Prime Minister Muhyiddin Yassin's proposal for the king to declare a state of emergency over a new COVID-19 outbreak would have suspended Parliament and let him dodge an imminent test of his support.
King Sultan Abdullah Sultan Ahmad Shan "is of the opinion that there is currently no need for His Majesty to declare a state of emergency in this country or any part of Malaysia," the palace said Sunday.
Malaysia's coronavirus cases doubled to more than 26,000 in just three weeks following a new outbreak, mainly in Sabah state on Borneo island, according to the data compiled by the Associated Press (AP).
Politicians from both sides of the divide as well as legal and medical experts have said an emergency declaration is unnecessary and there are sufficient laws to curb public movement and impose penalties to curb the virus. Some have warned that declaring an emergency could ruin the economy and plunge Malaysia into a dictatorship.
Emergency laws were last invoked nationally in 1969 during deadly racial riots. In the statement from the palace, the king said the government has handled the pandemic well and he believed Muhyiddin was capable of coping with the crisis, though he also called for a halt to "all politicking” that could disrupt the government’s stability. Hours later, Muhyiddin said the Cabinet noted the king's decision and will further discuss the decree. Local media said the Cabinet is expected to meet later Monday.
"The priority of the Cabinet and the government at this time is to protect citizens from the COVID-19 disease," he said in a brief statement. He also welcomed the king's advice to ensure his government's stability.
Muhyiddin took power in March but holds only a two-seat majority in Parliament. His emergency call came days after opposition leader Anwar Ibrahim met with the country's king last week and submitted documents proving his "strong and convincing" parliamentary support to form a government. According to Anwar over 120 lawmakers in the 222-strong Parliament supported the resignation of the current prime minister while the biggest party in the rulling coalition is angry about being sidelined in Muhyiddin's government.
He said it was now up to the king to decide on the next step.

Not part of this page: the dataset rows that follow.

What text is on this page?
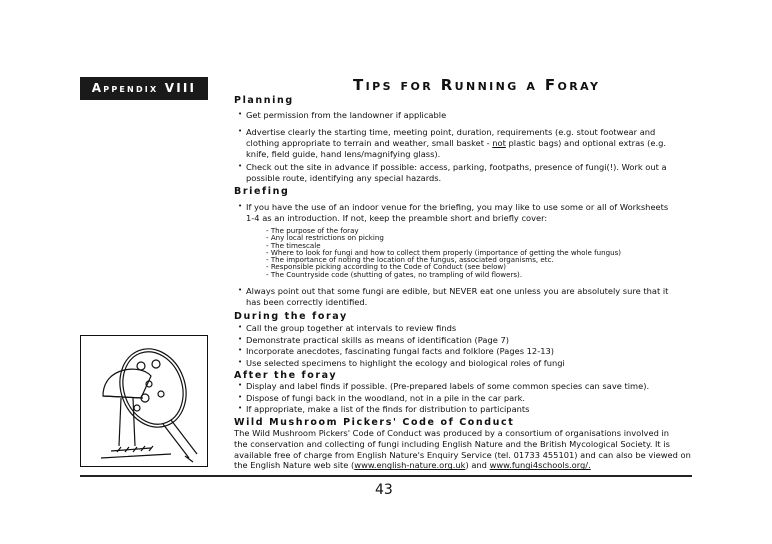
Appendix VIII	Tips for Running a Foray
Planning
• Get permission from the landowner if applicable
• Advertise clearly the starting time, meeting point, duration, requirements (e.g. stout footwear and
clothing appropriate to terrain and weather, small basket - not plastic bags) and optional extras (e.g.
knife, field guide, hand lens/magnifying glass).
• Check out the site in advance if possible: access, parking, footpaths, presence of fungi(!). Work out a
possible route, identifying any special hazards.
Briefing
• If you have the use of an indoor venue for the briefing, you may like to use some or all of Worksheets
1-4 as an introduction. If not, keep the preamble short and briefly cover:
- The purpose of the foray
- Any local restrictions on picking
- The timescale
- Where to look for fungi and how to collect them properly (importance of getting the whole fungus)
- The importance of noting the location of the fungus, associated organisms, etc.
- Responsible picking according to the Code of Conduct (see below)
- The Countryside code (shutting of gates, no trampling of wild flowers).
• Always point out that some fungi are edible, but NEVER eat one unless you are absolutely sure that it
has been correctly identified.
During the foray
• Call the group together at intervals to review finds
• Demonstrate practical skills as means of identification (Page 7)
• Incorporate anecdotes, fascinating fungal facts and folklore (Pages 12-13)
• Use selected specimens to highlight the ecology and biological roles of fungi
After the foray
• Display and label finds if possible. (Pre-prepared labels of some common species can save time).
• Dispose of fungi back in the woodland, not in a pile in the car park.
• If appropriate, make a list of the finds for distribution to participants
Wild Mushroom Pickers' Code of Conduct
The Wild Mushroom Pickers' Code of Conduct was produced by a consortium of organisations involved in
the conservation and collecting of fungi including English Nature and the British Mycological Society. It is
available free of charge from English Nature's Enquiry Service (tel. 01733 455101) and can also be viewed on
the English Nature web site (www.english-nature.org.uk) and www.fungi4schools.org/.
43
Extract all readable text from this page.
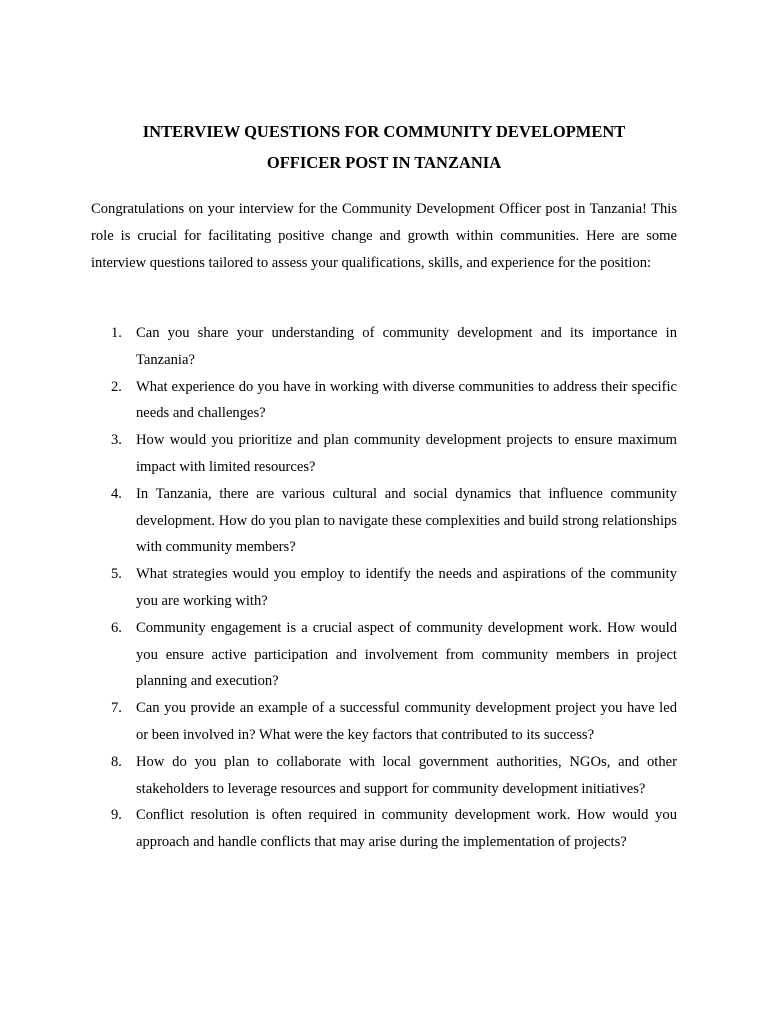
INTERVIEW QUESTIONS FOR COMMUNITY DEVELOPMENT
OFFICER POST IN TANZANIA

Congratulations on your interview for the Community Development Officer post in Tanzania! This role is crucial for facilitating positive change and growth within communities. Here are some interview questions tailored to assess your qualifications, skills, and experience for the position:

1. Can you share your understanding of community development and its importance in Tanzania?
2. What experience do you have in working with diverse communities to address their specific needs and challenges?
3. How would you prioritize and plan community development projects to ensure maximum impact with limited resources?
4. In Tanzania, there are various cultural and social dynamics that influence community development. How do you plan to navigate these complexities and build strong relationships with community members?
5. What strategies would you employ to identify the needs and aspirations of the community you are working with?
6. Community engagement is a crucial aspect of community development work. How would you ensure active participation and involvement from community members in project planning and execution?
7. Can you provide an example of a successful community development project you have led or been involved in? What were the key factors that contributed to its success?
8. How do you plan to collaborate with local government authorities, NGOs, and other stakeholders to leverage resources and support for community development initiatives?
9. Conflict resolution is often required in community development work. How would you approach and handle conflicts that may arise during the implementation of projects?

While the king plays a largely ceremonial role, he can appoint a prime minister who in his view is likely to command a majority. The king could also dissolve Parliament and trigger elections on the prime minister's advice.
A key test comes in early November when his government is due to seek approval for its 2021 budget in Parliament. If he is unable to pass the bill, pressure will build for him to resign or call new elections.

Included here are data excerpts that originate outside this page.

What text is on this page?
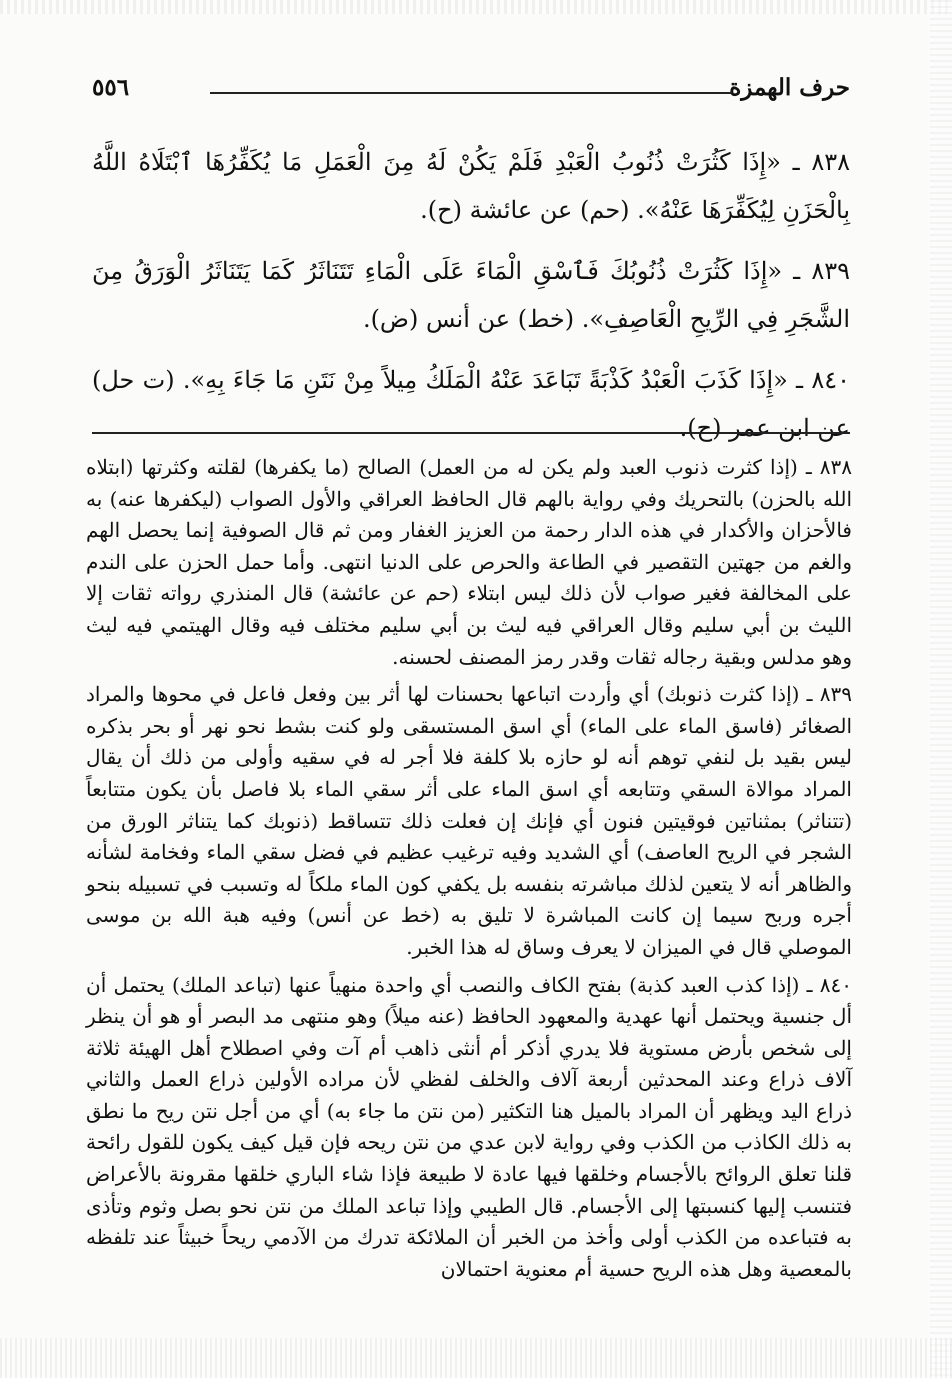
حرف الهمزة
٥٥٦

٨٣٨ ـ «إِذَا كَثُرَتْ ذُنُوبُ الْعَبْدِ فَلَمْ يَكُنْ لَهُ مِنَ الْعَمَلِ مَا يُكَفِّرُهَا ٱبْتَلَاهُ اللَّهُ بِالْحَزَنِ لِيُكَفِّرَهَا عَنْهُ». (حم) عن عائشة (ح).

٨٣٩ ـ «إِذَا كَثُرَتْ ذُنُوبُكَ فَٱسْقِ الْمَاءَ عَلَى الْمَاءِ تَتَنَاثَرُ كَمَا يَتَنَاثَرُ الْوَرَقُ مِنَ الشَّجَرِ فِي الرِّيحِ الْعَاصِفِ». (خط) عن أنس (ض).

٨٤٠ ـ «إِذَا كَذَبَ الْعَبْدُ كَذْبَةً تَبَاعَدَ عَنْهُ الْمَلَكُ مِيلاً مِنْ نَتَنِ مَا جَاءَ بِهِ». (ت حل) عن ابن عمر (ح).

٨٣٨ ـ (إذا كثرت ذنوب العبد ولم يكن له من العمل) الصالح (ما يكفرها) لقلته وكثرتها (ابتلاه الله بالحزن) بالتحريك وفي رواية بالهم قال الحافظ العراقي والأول الصواب (ليكفرها عنه) به فالأحزان والأكدار في هذه الدار رحمة من العزيز الغفار ومن ثم قال الصوفية إنما يحصل الهم والغم من جهتين التقصير في الطاعة والحرص على الدنيا انتهى. وأما حمل الحزن على الندم على المخالفة فغير صواب لأن ذلك ليس ابتلاء (حم عن عائشة) قال المنذري رواته ثقات إلا الليث بن أبي سليم وقال العراقي فيه ليث بن أبي سليم مختلف فيه وقال الهيتمي فيه ليث وهو مدلس وبقية رجاله ثقات وقدر رمز المصنف لحسنه.

٨٣٩ ـ (إذا كثرت ذنوبك) أي وأردت اتباعها بحسنات لها أثر بين وفعل فاعل في محوها والمراد الصغائر (فاسق الماء على الماء) أي اسق المستسقى ولو كنت بشط نحو نهر أو بحر بذكره ليس بقيد بل لنفي توهم أنه لو حازه بلا كلفة فلا أجر له في سقيه وأولى من ذلك أن يقال المراد موالاة السقي وتتابعه أي اسق الماء على أثر سقي الماء بلا فاصل بأن يكون متتابعاً (تتناثر) بمثناتين فوقيتين فنون أي فإنك إن فعلت ذلك تتساقط (ذنوبك كما يتناثر الورق من الشجر في الريح العاصف) أي الشديد وفيه ترغيب عظيم في فضل سقي الماء وفخامة لشأنه والظاهر أنه لا يتعين لذلك مباشرته بنفسه بل يكفي كون الماء ملكاً له وتسبب في تسبيله بنحو أجره وربح سيما إن كانت المباشرة لا تليق به (خط عن أنس) وفيه هبة الله بن موسى الموصلي قال في الميزان لا يعرف وساق له هذا الخبر.

٨٤٠ ـ (إذا كذب العبد كذبة) بفتح الكاف والنصب أي واحدة منهياً عنها (تباعد الملك) يحتمل أن أل جنسية ويحتمل أنها عهدية والمعهود الحافظ (عنه ميلاً) وهو منتهى مد البصر أو هو أن ينظر إلى شخص بأرض مستوية فلا يدري أذكر أم أنثى ذاهب أم آت وفي اصطلاح أهل الهيئة ثلاثة آلاف ذراع وعند المحدثين أربعة آلاف والخلف لفظي لأن مراده الأولين ذراع العمل والثاني ذراع اليد ويظهر أن المراد بالميل هنا التكثير (من نتن ما جاء به) أي من أجل نتن ريح ما نطق به ذلك الكاذب من الكذب وفي رواية لابن عدي من نتن ريحه فإن قيل كيف يكون للقول رائحة قلنا تعلق الروائح بالأجسام وخلقها فيها عادة لا طبيعة فإذا شاء الباري خلقها مقرونة بالأعراض فتنسب إليها كنسبتها إلى الأجسام. قال الطيبي وإذا تباعد الملك من نتن نحو بصل وثوم وتأذى به فتباعده من الكذب أولى وأخذ من الخبر أن الملائكة تدرك من الآدمي ريحاً خبيثاً عند تلفظه بالمعصية وهل هذه الريح حسية أم معنوية احتمالان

A state of emergency could allow him to approve the budget without a vote and consolidate support and he could govern through ordinances that could not be challenged in court.
"In whatever way you look at it, indications are that the PM has realized that he has effectively lost his majority," said Ahmad Fauzi Abdul Hamid, a political science professor at Malaysia's University of Science.
Calls for Muhyiddin to resign were being made on both sides. Puad Zarkashi, a senior official in the biggest Malay party in his ruling coalition, said the king thankfully wasn't influenced by the political game that could plunge the country into a deeper crisis. He wrote on Facebook that "Muhyiddin should step down."
Opposition lawmaker Wong Chen called for the premier to resign or fire ministers who proposed the emergency. Despite the king's rejection of the call for a state of emergency, his endorsement of Muhyiddin's government could offer a reprieve and help the premier get the budget bill passed.